In one fluid motion, he pulls a gun from somewhere beneath his jacket and points it at the senator's head.
"Leonid—" the senator starts, his face going white.
The gunshot is deafening.
Blood sprays across the white marble floor. The senator crumples, a hole in his forehead, dead before he hits the ground.
I scream.
My legs give out. I'm on my knees, staring at the body, at the blood pooling around his silver hair, at his eyes still open and staring at nothing.
Leonid stands over him. Gun still in hand. Expression completely blank.
"He trafficked in human beings," Leonid says calmly. "He sold children. He deserved worse than this."
I can't speak. Can't think. There's blood on my dress. The senator's blood. Some of it is on my face.
Leonid crouches in front of me. He tucks the gun away and reaches out slowly, carefully, like I'm a wounded animal that might bolt.
"Lily." His voice is quiet. "Look at me."
I force my eyes away from the body. Up to his face. He's close now, and I can see the lines around his eyes, the silver in his stubble. He looks tired. Old. And somehow, impossibly, sad.
"I am not going to hurt you," he says. "Do you understand? I am not going to touch you. I am not going to sell you. What that man did—what he wanted to give you away for—that is not who I am."
I'm shaking so hard my teeth chatter. "You just... you killed him..."
"Yes."
"In front of me."
"Yes." No apology. No explanation. Just fact.
"Why?"
His jaw tightens. "Because men like him are a disease. And I am the cure." He stands and offers me his hand. "Come. Youneed to get cleaned up. Get out of those clothes. You are safe now."
Safe.
I stare at his outstretched hand. Big. Scarred. Knuckles rough from violence I can only imagine.
He just killed a man in front of me without blinking. I should be terrified. I should be screaming, running, fighting—anything but standing here considering whether to let him touch me.

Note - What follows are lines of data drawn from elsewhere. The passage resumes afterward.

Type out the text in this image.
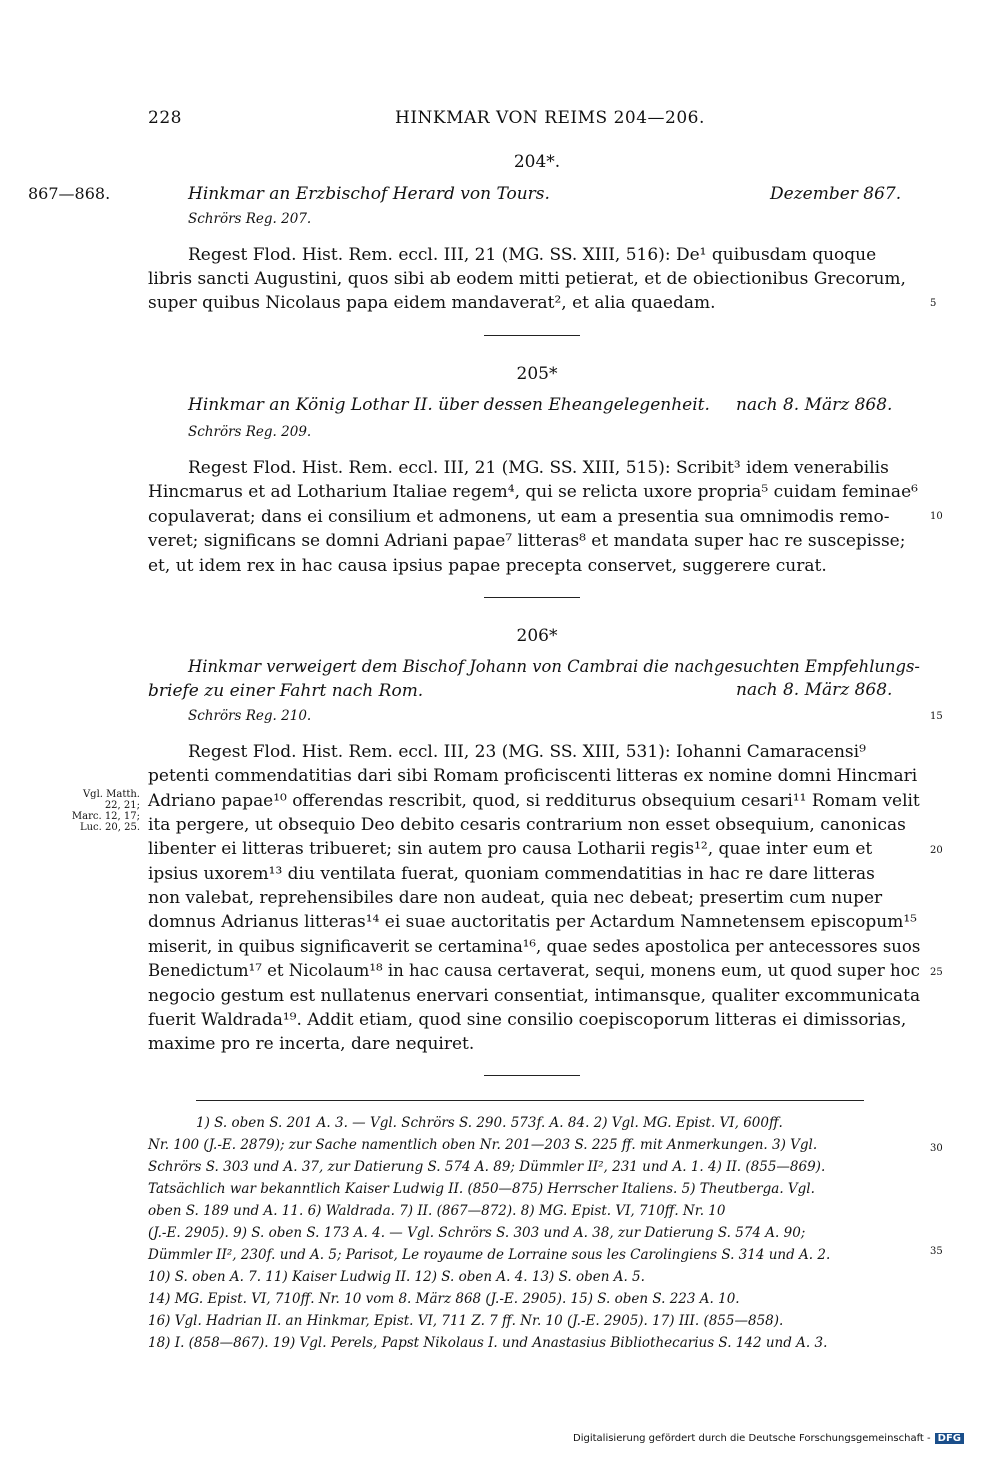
228	HINKMAR VON REIMS 204—206.
204*.
867—868.	Hinkmar an Erzbischof Herard von Tours.	Dezember 867.
Schrörs Reg. 207.
Regest Flod. Hist. Rem. eccl. III, 21 (MG. SS. XIII, 516): De¹ quibusdam quoque
libris sancti Augustini, quos sibi ab eodem mitti petierat, et de obiectionibus Grecorum,
super quibus Nicolaus papa eidem mandaverat², et alia quaedam.	5
205*
Hinkmar an König Lothar II. über dessen Eheangelegenheit. nach 8. März 868.
Schrörs Reg. 209.
Regest Flod. Hist. Rem. eccl. III, 21 (MG. SS. XIII, 515): Scribit³ idem venerabilis
Hincmarus et ad Lotharium Italiae regem⁴, qui se relicta uxore propria⁵ cuidam feminae⁶
copulaverat; dans ei consilium et admonens, ut eam a presentia sua omnimodis remo-	10
veret; significans se domni Adriani papae⁷ litteras⁸ et mandata super hac re suscepisse;
et, ut idem rex in hac causa ipsius papae precepta conservet, suggerere curat.
206*
Hinkmar verweigert dem Bischof Johann von Cambrai die nachgesuchten Empfehlungs-
briefe zu einer Fahrt nach Rom.	nach 8. März 868.
Schrörs Reg. 210.	15
Regest Flod. Hist. Rem. eccl. III, 23 (MG. SS. XIII, 531): Iohanni Camaracensi⁹
petenti commendatitias dari sibi Romam proficiscenti litteras ex nomine domni Hincmari
Adriano papae¹⁰ offerendas rescribit, quod, si redditurus obsequium cesari¹¹ Romam velit
ita pergere, ut obsequio Deo debito cesaris contrarium non esset obsequium, canonicas
libenter ei litteras tribueret; sin autem pro causa Lotharii regis¹², quae inter eum et	20
ipsius uxorem¹³ diu ventilata fuerat, quoniam commendatitias in hac re dare litteras
non valebat, reprehensibiles dare non audeat, quia nec debeat; presertim cum nuper
domnus Adrianus litteras¹⁴ ei suae auctoritatis per Actardum Namnetensem episcopum¹⁵
miserit, in quibus significaverit se certamina¹⁶, quae sedes apostolica per antecessores suos
Benedictum¹⁷ et Nicolaum¹⁸ in hac causa certaverat, sequi, monens eum, ut quod super hoc 25
negocio gestum est nullatenus enervari consentiat, intimansque, qualiter excommunicata
fuerit Waldrada¹⁹. Addit etiam, quod sine consilio coepiscoporum litteras ei dimissorias,
maxime pro re incerta, dare nequiret.
Vgl. Matth.
22, 21;
Marc. 12, 17;
Luc. 20, 25.
1) S. oben S. 201 A. 3. — Vgl. Schrörs S. 290. 573f. A. 84. 2) Vgl. MG. Epist. VI, 600ff.
Nr. 100 (J.-E. 2879); zur Sache namentlich oben Nr. 201—203 S. 225 ff. mit Anmerkungen. 3) Vgl.
Schrörs S. 303 und A. 37, zur Datierung S. 574 A. 89; Dümmler II², 231 und A. 1. 4) II. (855—869).
30
Tatsächlich war bekanntlich Kaiser Ludwig II. (850—875) Herrscher Italiens. 5) Theutberga. Vgl.
oben S. 189 und A. 11. 6) Waldrada. 7) II. (867—872). 8) MG. Epist. VI, 710ff. Nr. 10
(J.-E. 2905). 9) S. oben S. 173 A. 4. — Vgl. Schrörs S. 303 und A. 38, zur Datierung S. 574 A. 90;
Dümmler II², 230f. und A. 5; Parisot, Le royaume de Lorraine sous les Carolingiens S. 314 und A. 2.	35
10) S. oben A. 7. 11) Kaiser Ludwig II. 12) S. oben A. 4. 13) S. oben A. 5.
14) MG. Epist. VI, 710ff. Nr. 10 vom 8. März 868 (J.-E. 2905). 15) S. oben S. 223 A. 10.
16) Vgl. Hadrian II. an Hinkmar, Epist. VI, 711 Z. 7 ff. Nr. 10 (J.-E. 2905). 17) III. (855—858).
18) I. (858—867). 19) Vgl. Perels, Papst Nikolaus I. und Anastasius Bibliothecarius S. 142 und A. 3.
Digitalisierung gefördert durch die Deutsche Forschungsgemeinschaft - DFG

But the senator is dead. The traffickers don't care what happens to me. No one is coming to rescue me.
No one ever was.
So I take his hand.
His fingers close around mine—warm, firm, impossibly gentle for hands that just held a gun—and something electric sparks through me. My breath catches. There's blood drying on my face, a body cooling three feet away, and all I can focus on is the heat of his palm against mine.
What is wrong with me?
"Come," he says again, and leads me away from the carnage, down a hallway into the depths of his penthouse.
I don't look back.
He opens a door to a bathroom—white marble, soft lighting, bigger than any bedroom I've ever slept in—and gestures for me to go inside. Those ice-blue eyes watch me with something I can't decipher. Not hunger. Not cruelty. Something else.